O novo acordo de Icardi com o PSG é válido até 2024. A contratação é um sinal claro de que o clube parisiense escolheu o sucessor ao reinado de Edinson Cavani no ataque. Depois de sete anos na capital francesa, onde se tornou o maior artilheiro da história do clube, atualmente com 200 gols marcados, o uruguaio deverá sair ao fim da atual temporada, podendo assinar de graça com outra equipe.

Em 2019/20, Icardi reforçou no PSG aquilo que já havia demonstrado pela Inter: seu faro de gols impressionante, fruto principalmente de seu posicionamento inteligente dentro da área. O argentino tem um perfil diferente do de Cavani. É menos técnico que o uruguaio, contribui menos para a construção ofensiva, mas tem talento de sobra para o produto final, a finalização para encerrar as jogadas. Segundo dados da Opta, o argentino tem um gol a cada 24 toques na bola na Ligue 1, a melhor proporção entre jogadores das cinco grandes ligas europeias a marcarem pelo menos cinco gols em seu campeonato nacional.

Em uma equipe com talentos como Neymar, Mbappé, Di María e o poder financeiro para adicionar ainda mais criatividade à fase ofensiva nas próximas janelas, Icardi é um encaixe perfeito.

Mesmo tendo uma queda de rendimento nos primeiros meses de 2020, o atacante tem excelentes números em sua primeira temporada pelo PSG. Em 31 jogos, marcou 20 gols e deu quatro assistências. Desses 20, 14 foram marcados até dezembro.

A forma apenas mediana que passou a viver em 2020, ao que seu histórico indica, é apenas um pequeno revés. De maneira consistente, sempre se destacou como um artilheiro, como seu período na Itália comprova: ao longo das seis temporadas na Serie A, fez 121 gols na liga, superando Higuaín, Immobile e outros matadores e sendo o maior artilheiro do período na competição.

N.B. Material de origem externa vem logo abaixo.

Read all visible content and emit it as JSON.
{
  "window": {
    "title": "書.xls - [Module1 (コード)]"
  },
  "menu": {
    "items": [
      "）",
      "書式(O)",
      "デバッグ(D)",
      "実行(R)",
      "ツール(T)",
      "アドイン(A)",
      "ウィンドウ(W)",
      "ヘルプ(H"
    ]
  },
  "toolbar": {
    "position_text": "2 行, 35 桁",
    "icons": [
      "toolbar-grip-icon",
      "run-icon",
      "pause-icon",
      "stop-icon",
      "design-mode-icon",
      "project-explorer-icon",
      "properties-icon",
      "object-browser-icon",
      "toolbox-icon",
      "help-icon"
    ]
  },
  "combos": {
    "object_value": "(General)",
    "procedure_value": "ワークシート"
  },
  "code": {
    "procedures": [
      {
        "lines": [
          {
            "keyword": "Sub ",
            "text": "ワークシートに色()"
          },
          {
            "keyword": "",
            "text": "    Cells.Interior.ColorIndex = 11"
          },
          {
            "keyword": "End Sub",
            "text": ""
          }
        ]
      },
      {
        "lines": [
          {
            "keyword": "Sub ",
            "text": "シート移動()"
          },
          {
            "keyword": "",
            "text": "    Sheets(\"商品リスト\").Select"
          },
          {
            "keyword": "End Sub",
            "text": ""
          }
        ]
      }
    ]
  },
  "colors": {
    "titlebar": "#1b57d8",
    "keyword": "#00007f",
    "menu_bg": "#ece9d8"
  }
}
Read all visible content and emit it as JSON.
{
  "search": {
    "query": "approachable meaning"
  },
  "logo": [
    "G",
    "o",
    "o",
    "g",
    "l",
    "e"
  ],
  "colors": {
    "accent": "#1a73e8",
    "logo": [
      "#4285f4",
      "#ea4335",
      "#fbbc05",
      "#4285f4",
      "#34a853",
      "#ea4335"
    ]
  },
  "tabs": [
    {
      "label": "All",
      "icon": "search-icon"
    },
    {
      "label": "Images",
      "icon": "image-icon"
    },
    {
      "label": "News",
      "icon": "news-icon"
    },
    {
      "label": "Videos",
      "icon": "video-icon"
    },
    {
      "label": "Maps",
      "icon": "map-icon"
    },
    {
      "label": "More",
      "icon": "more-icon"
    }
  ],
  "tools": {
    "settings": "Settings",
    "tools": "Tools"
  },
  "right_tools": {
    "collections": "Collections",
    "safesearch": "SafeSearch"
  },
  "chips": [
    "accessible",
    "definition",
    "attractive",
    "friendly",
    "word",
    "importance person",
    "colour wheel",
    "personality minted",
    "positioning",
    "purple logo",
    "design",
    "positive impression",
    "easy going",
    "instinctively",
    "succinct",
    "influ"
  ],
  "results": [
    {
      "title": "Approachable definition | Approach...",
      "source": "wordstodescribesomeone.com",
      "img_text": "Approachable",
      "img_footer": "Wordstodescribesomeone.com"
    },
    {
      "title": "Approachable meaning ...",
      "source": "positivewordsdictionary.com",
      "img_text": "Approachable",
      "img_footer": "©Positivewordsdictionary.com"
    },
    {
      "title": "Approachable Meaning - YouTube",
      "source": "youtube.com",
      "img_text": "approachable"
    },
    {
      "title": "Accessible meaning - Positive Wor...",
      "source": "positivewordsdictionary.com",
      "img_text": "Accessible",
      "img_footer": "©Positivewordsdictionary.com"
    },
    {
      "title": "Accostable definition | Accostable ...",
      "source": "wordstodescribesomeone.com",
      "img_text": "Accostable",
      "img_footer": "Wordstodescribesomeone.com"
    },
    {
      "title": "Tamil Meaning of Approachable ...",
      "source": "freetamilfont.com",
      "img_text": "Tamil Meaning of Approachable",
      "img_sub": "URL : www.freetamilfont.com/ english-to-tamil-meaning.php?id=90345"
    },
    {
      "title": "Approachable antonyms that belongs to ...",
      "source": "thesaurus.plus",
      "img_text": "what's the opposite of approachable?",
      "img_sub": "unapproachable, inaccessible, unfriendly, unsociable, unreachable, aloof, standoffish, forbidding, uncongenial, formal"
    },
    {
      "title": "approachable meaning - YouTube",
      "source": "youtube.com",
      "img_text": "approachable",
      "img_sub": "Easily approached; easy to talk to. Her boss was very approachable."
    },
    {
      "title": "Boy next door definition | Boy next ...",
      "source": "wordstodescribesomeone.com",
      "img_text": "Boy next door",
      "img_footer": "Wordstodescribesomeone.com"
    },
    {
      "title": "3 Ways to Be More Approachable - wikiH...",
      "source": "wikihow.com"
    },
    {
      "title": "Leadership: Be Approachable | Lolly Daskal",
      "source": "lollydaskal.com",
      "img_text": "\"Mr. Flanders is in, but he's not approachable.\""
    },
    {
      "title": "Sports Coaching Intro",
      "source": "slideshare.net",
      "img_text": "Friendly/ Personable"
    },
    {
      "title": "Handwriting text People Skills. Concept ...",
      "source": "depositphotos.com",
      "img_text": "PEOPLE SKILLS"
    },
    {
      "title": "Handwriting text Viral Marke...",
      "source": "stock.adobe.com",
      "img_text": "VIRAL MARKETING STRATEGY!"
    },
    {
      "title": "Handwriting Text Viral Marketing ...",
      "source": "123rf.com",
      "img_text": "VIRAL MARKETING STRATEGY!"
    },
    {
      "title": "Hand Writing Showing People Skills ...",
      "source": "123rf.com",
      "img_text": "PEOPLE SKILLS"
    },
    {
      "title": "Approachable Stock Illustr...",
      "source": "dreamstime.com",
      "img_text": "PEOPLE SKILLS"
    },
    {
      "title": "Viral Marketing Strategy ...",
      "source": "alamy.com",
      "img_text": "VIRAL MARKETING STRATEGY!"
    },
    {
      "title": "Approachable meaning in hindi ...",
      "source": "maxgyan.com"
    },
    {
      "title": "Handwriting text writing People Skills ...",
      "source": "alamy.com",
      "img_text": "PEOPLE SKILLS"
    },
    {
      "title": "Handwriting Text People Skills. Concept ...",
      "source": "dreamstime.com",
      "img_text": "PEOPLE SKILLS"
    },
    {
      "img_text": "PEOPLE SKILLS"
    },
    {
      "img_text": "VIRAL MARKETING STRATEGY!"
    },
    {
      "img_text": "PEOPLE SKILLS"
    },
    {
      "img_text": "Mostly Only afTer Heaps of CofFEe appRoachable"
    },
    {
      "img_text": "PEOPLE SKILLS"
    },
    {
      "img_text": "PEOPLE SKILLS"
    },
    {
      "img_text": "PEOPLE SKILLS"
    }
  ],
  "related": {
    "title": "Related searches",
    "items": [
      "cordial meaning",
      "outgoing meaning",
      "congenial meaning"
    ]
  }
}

Em sua passagem pela Inter, nunca se contestou seu nível, mas, sim, o lado extracampo. Cercado de polêmicas, o jogador precisa buscar ao máximo se concentrar apenas no que faz dentro do gramado, sem ganhar manchetes por motivos fora dele. Ao menos em sua primeira temporada no Paris Saint-Germain, parece ter entendido isso. Suas próprias entrevistas ao longo do último ano revelam alguém consciente da oportunidade que tem em mãos. Se souber agarrá-la, tem tempo de sobra para deixar uma marca importante em um PSG em crescimento.